Biography
Michael McColly grew up in central Indiana, (born in Decatur), spending his youth in Marion, a factory town, where his father coached basketball and baseball and later became a high school principal. His mother was a social worker then also taught social studies in high school. His parents’ work with young people and their love of travel and wilderness have had an enduring influence on his work as a teacher, activist, and writer.
After graduating from Lawrence Central High School in Indianapolis, where he acted, played sports and tried not to embarrass his father who was the high school principle. In college, (Indiana University) he continued his interest in theatre, performing in numerous university productions as well as dabbling in just about every major he could in four years.
A year later, after half-hearted efforts in theatre in New
York and then Chicago, he volunteered for the Peace Corps
to work as a community organizer in a rural West African,
Islamic community. His work and experience living among
the Wolof and Mandinka people of Senegal continues to
worldview and teaching. After Africa, he enrolled in the
Divinity School at the University of Chicago, where he
studied theology, philosophy and history of religions, and
for a brief time considered the ministry in the Unitarian
Church. Outside of school, he became very involved in
a small group of clergy, professors, and students who
worked in a social justice ministry that worked in poor
communities in Chicago.
In the mid eighties, he finished his degree and worked at the Field Museum of Natural History in Chicago, directing the Adult Education program, organizing courses, field trips, lectures and film series.
His interest in writing evolved out of efforts to record his experiences and frustrations working in the Peace Corps. The Peace Corps would be the subject of his first memoir (not published) and a monologue, which he performed in Chicago in 1996. In 1988, he enrolled in the MFA program at the University of Washington, where he also began teaching writing and continued to work in museum interpretation/education at the Seattle Art Museum.
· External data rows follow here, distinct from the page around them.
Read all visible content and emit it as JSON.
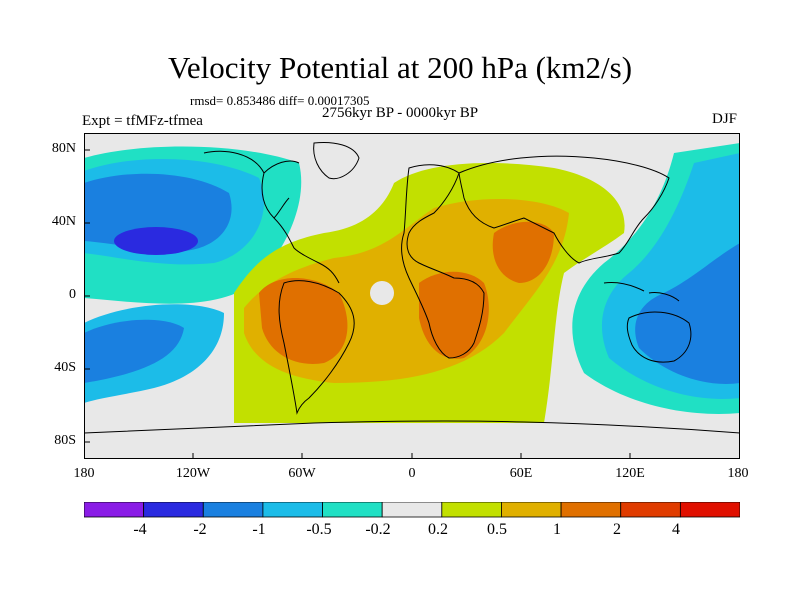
{
  "header": {
    "title": "Velocity Potential at 200 hPa (km2/s)",
    "stats": "rmsd= 0.853486 diff= 0.00017305",
    "experiment": "Expt = tfMFz-tfmea",
    "period": "2756kyr BP - 0000kyr BP",
    "season": "DJF"
  },
  "axes": {
    "lat_labels": [
      "80N",
      "40N",
      "0",
      "40S",
      "80S"
    ],
    "lon_labels": [
      "180",
      "120W",
      "60W",
      "0",
      "60E",
      "120E",
      "180"
    ]
  },
  "colorbar": {
    "labels": [
      "-4",
      "-2",
      "-1",
      "-0.5",
      "-0.2",
      "0.2",
      "0.5",
      "1",
      "2",
      "4"
    ],
    "colors": [
      "#8a1ce6",
      "#2a2ae0",
      "#1a80e0",
      "#1cbce8",
      "#20e0c4",
      "#e8e8e8",
      "#c2e000",
      "#e0b000",
      "#e07000",
      "#e03c00",
      "#e01000"
    ]
  },
  "field_colors": {
    "neutral": "#e8e8e8",
    "neg_02": "#20e0c4",
    "neg_05": "#1cbce8",
    "neg_1": "#1a80e0",
    "neg_2": "#2a2ae0",
    "pos_02": "#c2e000",
    "pos_05": "#e0b000",
    "pos_1": "#e07000"
  }
}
Returning to Chicago, he taught creative writing and ESL at Northeastern Illinois University. Fascinated with the stories of his students from around the world, he convinced them to read their work publicly in emerging Chicago open-mic scene. Eventually, so moved by their short prose narratives about their immigrant experience in America, he collected them published them in his first book, The World Is Round. From his work with immigrants, he was asked to do a series on Chicago’s neighborhoods for WBEZ Chicago’s Public Radio station, for which he won a Lisagor Journalism Award, for editing.
While still trying to act and write monologues, he began
work on his second book, The After-Death Room, (Soft
Skull Press),
which is a blend of reportage and memoir
that chronicles his travels through parts of Asia, Africa and America reporting on AIDS activism. In the process of his intense travels and reporting, he wrote travel pieces, essays, and journalism that have appeared in the New York Times, Chicago Tribune, Ascent, In These Times, Salon,
The Sun, and other literary journals. After being invited to many colleges and community organizations to give talks
about AIDS activism and his reporting, he developed with
photographer Tuong Nguyen a performance with slides
based on their reporting together on AIDS in Vietnam.
Later they also produced a documentary film based on
AIDS in Vietnam, and Southeast Asia, which was shown at
the International AIDS Conference in Toronto in 2006.
For his creative work and reporting, he has received several fellowships at MacDowell, Yaddo, Blue Mountain Center, and Ragdale. For the After-Death Room, he won a Lambda Award, for best spiritual memoir, in 2007.
For over ten years, he has also taught Hatha yoga and meditation, offering workshops both in Chicago and in various parts of the world to communities affected by HIV and AIDS as well as for writers, creative writing students, therapists, teachers and the incarcerated.
He teaches creative nonfiction, journalism, and literature at
Columbia College (Chicago) and Northwestern University,
where he also is a lecturer in the MFA program in Creative
Writing.
His current work explores the affect of walking/hiking on
our awareness of the independency of human and public
health to that of the health of the landscapes we inhabit.
In his current blend of memoir and reportage, he reflects
on a simple walk he took from his own apartment in
Chicago’s northern-most neighborhood, through urban
parks and industrial Indiana to reach one of the National
Park Service’s most heavily used parks, the Indiana Dunes
National Lakeshore. In this walk, he advocates for the
benefits of walking but also the importance of access
for people to urban parks like the Dunes that can bridge
landscapes and communities, while offering people in
cities of all classes refuge, recreation and environmental
education. He writes a blog about walking and its public
health benefits, www.foot patterns.blogpsot.com.